Zurich American Insurance Company v. Nokia, Inc., No. 06-1030 (Tex., August 29, 2008) see Nokia Decision and Dissent.
In this, the second significant Texas Supreme Court insurance coverage decision issued just before Labor Day (there is one more - stay tuned), The High Court held that a number of class actions asserting that radiation emitted from cell phones caused or could cause "biological injury" triggered CGL insurers' duty to defend because the damages sought, i.e., the costs of cellphone headsets, were "damages because of bodily injury," covered under the policies. This was a long-awaited decision, not just for the parties in this particular dispute, but in the tort and insurance bar and insurance industry in general. The reason has less to do with interpreting insurance policies as much as defense coverage for very expensive class action litigation.
One of the key limitations of a standard general liability policy is the damages. As long as the insured's conduct was more or less accidental, any liability is potentially covered as long as the damages sought fall within four categories: "bodily injury," "property damage," "personal and advertising injury." The issue in Nokia is "bodily injury." Purchasers alleged that radio frequency radiation from use of cellphones could subtly affect neurological functions in the brain, such as calcium and ion distribution across cell membranes, DNA strand breaks and chromosome damage, skewed enzyme activities, and permeability of the blood brain barrier. The Court had no trouble recognizing that these were allegations of potential "bodily injury." But the problem is that none of the plaintiffs sought damages for health expenses, physical impairment, lost work due to sickness. As stated, the only damages sought were a few dollars per plaintiff for a headset that would prevent such damages. The insurers protested that this was no more than economic damages not covered by the policies.
So, had the plaintiffs complained of headaches, sleep problems, or other (allegedly) documented adverse health consequences, the insurers would not have disputed their duty to defend, at least for lack of covered damages. But surprisingly, not a single plaintiff in the class actions sought any remedy other than the cost of a headset. As the dissent, pointed out, however, this is no surprise due to the nature of class actions.
Class actions are a special type of litigation that allow large numbers of claimants with a common claim to join a single action. Often, the amount of each individual claim is so small that no one could ever get an attorney to spend the costs necessary even to file the lawsuit. In this case, the costs of a headset is tiny. But it is often in society's best interests to force an company or an industry to redress such a widespread problem through litigation. The class action is tailor-made for this purpose. But there are several things a class action can't do. The remedy sought can't vary from one class plaintiff to the next. 10 million people want a headset. Fine. But each plaintiff can't also assert a claim for this or that physical ailment. That would require individualized proof of damages, which would require years to resolve.
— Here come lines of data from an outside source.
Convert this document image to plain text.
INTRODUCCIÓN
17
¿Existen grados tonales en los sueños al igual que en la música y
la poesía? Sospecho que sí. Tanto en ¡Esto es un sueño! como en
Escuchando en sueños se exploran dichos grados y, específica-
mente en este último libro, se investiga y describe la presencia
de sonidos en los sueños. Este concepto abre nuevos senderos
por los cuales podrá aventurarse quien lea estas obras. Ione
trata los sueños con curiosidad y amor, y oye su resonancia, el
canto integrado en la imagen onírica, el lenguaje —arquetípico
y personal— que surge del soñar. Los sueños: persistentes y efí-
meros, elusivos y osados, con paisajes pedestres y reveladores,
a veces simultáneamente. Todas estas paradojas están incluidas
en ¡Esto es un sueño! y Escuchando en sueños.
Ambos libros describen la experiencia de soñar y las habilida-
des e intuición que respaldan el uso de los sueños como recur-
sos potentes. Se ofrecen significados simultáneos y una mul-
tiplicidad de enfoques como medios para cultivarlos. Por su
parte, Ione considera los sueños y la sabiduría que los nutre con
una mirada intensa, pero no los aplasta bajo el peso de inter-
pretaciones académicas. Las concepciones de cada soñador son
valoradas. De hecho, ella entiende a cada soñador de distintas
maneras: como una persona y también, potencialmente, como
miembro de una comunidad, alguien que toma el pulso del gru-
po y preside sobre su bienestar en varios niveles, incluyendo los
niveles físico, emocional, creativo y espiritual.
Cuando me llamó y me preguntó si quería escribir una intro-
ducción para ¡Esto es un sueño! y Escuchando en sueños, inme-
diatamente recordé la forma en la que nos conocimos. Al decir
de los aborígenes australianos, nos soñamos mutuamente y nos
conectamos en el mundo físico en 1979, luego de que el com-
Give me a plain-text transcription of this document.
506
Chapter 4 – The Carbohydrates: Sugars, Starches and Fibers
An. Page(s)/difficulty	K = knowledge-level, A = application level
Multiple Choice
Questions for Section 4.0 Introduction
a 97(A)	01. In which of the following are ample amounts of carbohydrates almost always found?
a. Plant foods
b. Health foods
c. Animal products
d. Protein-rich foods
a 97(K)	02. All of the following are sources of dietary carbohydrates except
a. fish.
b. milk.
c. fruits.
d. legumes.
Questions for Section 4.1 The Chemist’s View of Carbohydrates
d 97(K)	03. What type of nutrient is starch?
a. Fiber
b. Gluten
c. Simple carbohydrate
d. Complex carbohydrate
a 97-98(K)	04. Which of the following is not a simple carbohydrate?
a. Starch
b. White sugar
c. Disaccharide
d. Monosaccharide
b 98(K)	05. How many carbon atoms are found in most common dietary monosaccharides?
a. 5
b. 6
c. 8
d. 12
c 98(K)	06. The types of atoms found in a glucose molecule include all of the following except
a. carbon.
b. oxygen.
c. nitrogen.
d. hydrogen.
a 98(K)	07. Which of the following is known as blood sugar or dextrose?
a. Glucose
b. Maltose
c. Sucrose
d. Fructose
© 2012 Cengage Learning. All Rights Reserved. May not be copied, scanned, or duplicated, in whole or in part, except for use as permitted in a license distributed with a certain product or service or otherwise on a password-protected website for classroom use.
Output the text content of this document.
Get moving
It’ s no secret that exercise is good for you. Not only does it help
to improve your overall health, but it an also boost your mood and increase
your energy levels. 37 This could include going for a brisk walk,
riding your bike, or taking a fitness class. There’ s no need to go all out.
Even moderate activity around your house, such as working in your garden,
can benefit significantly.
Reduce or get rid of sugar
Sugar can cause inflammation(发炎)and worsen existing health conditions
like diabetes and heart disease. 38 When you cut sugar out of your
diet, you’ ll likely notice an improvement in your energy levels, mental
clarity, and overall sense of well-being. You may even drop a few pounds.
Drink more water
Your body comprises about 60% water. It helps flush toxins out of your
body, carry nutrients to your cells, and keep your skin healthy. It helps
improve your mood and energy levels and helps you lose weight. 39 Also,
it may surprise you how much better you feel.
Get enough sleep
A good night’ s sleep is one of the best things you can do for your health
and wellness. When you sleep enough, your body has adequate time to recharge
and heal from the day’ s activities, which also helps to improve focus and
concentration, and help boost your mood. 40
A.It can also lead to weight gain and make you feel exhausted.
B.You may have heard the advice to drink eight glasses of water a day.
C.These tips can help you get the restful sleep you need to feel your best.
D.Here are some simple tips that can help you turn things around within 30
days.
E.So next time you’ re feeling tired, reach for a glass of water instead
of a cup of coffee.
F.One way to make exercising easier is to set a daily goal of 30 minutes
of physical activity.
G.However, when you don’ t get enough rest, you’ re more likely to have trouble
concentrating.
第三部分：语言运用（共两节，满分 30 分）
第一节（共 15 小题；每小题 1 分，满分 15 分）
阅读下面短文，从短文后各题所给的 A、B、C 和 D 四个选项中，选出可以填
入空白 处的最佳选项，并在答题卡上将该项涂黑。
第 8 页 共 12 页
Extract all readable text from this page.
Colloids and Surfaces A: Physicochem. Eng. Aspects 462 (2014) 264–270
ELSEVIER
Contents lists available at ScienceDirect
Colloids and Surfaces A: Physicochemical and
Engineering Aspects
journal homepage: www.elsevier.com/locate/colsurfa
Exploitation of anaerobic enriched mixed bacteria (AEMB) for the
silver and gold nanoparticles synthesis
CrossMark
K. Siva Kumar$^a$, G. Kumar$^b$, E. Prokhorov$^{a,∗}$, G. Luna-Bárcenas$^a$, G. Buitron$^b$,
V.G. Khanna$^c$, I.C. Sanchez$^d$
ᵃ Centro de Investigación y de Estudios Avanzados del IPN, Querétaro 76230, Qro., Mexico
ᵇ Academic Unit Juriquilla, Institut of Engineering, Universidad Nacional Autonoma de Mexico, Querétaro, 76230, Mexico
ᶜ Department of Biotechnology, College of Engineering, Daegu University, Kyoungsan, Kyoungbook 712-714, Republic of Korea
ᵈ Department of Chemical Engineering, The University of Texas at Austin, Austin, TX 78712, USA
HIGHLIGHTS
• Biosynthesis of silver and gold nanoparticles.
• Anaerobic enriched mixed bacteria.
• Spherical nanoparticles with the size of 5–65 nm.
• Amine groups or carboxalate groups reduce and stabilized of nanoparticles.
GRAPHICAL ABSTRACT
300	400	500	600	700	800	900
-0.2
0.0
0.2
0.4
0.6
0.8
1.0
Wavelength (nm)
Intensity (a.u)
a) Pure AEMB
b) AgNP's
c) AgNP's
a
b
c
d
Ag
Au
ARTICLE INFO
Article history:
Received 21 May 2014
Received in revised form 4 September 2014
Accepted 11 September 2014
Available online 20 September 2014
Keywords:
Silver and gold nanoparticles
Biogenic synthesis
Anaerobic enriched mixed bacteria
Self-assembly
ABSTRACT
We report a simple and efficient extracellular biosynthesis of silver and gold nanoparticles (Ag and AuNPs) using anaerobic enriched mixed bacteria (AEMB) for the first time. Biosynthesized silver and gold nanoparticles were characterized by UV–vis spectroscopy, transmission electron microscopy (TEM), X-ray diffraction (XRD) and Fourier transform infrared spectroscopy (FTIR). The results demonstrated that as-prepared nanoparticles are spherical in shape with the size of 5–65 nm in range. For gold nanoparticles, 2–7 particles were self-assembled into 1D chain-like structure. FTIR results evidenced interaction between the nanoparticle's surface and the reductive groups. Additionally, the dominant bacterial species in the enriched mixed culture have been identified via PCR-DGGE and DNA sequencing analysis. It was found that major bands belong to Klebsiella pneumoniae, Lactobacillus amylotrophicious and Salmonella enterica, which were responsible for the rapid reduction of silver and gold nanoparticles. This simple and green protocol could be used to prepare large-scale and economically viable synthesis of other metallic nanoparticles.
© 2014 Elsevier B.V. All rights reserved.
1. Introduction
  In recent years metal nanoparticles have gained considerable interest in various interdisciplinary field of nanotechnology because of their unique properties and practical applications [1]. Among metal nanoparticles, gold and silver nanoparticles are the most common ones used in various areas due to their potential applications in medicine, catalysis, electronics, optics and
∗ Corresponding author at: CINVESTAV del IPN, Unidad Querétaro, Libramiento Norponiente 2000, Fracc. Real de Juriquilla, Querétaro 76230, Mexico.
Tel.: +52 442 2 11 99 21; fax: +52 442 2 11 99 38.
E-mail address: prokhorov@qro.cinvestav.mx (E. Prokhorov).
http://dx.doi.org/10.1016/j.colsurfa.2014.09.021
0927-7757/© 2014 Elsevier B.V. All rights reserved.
As the dissent pointed out, "bodily injury" is not and cannot be asserted in a class action. "No individual issues of injury exist," says the class plaintiffs in their pleadings, which they must say if they are to achieve class status and continue to pursue the case. The majority recognized this procedural reality but distinguished between the requirements of class-action procedure and an insurer's duty to defend. The majority observed, "[a]lleging that there are no individual issues of injury . . . is not the same thing as stating that no individuals have been injured."
The dissent pounced on this statement. "That is certainly true, but the insurers' duty to defend turns not on whether individuals have been injured, but whether they claim injury.
But the dissent lost the argument. And this is potentially huge for future class actions over physical injury or damage, where the actual claim is for some one-size-fits-all economic remedy that in itself is not covered. Courts are now instructed to consider the underlying physical damage that is not alleged in the class action to determine if the CGL insurer has a duty to defend. And it is no secret that defense costs in a class action is the tail that wags the dog.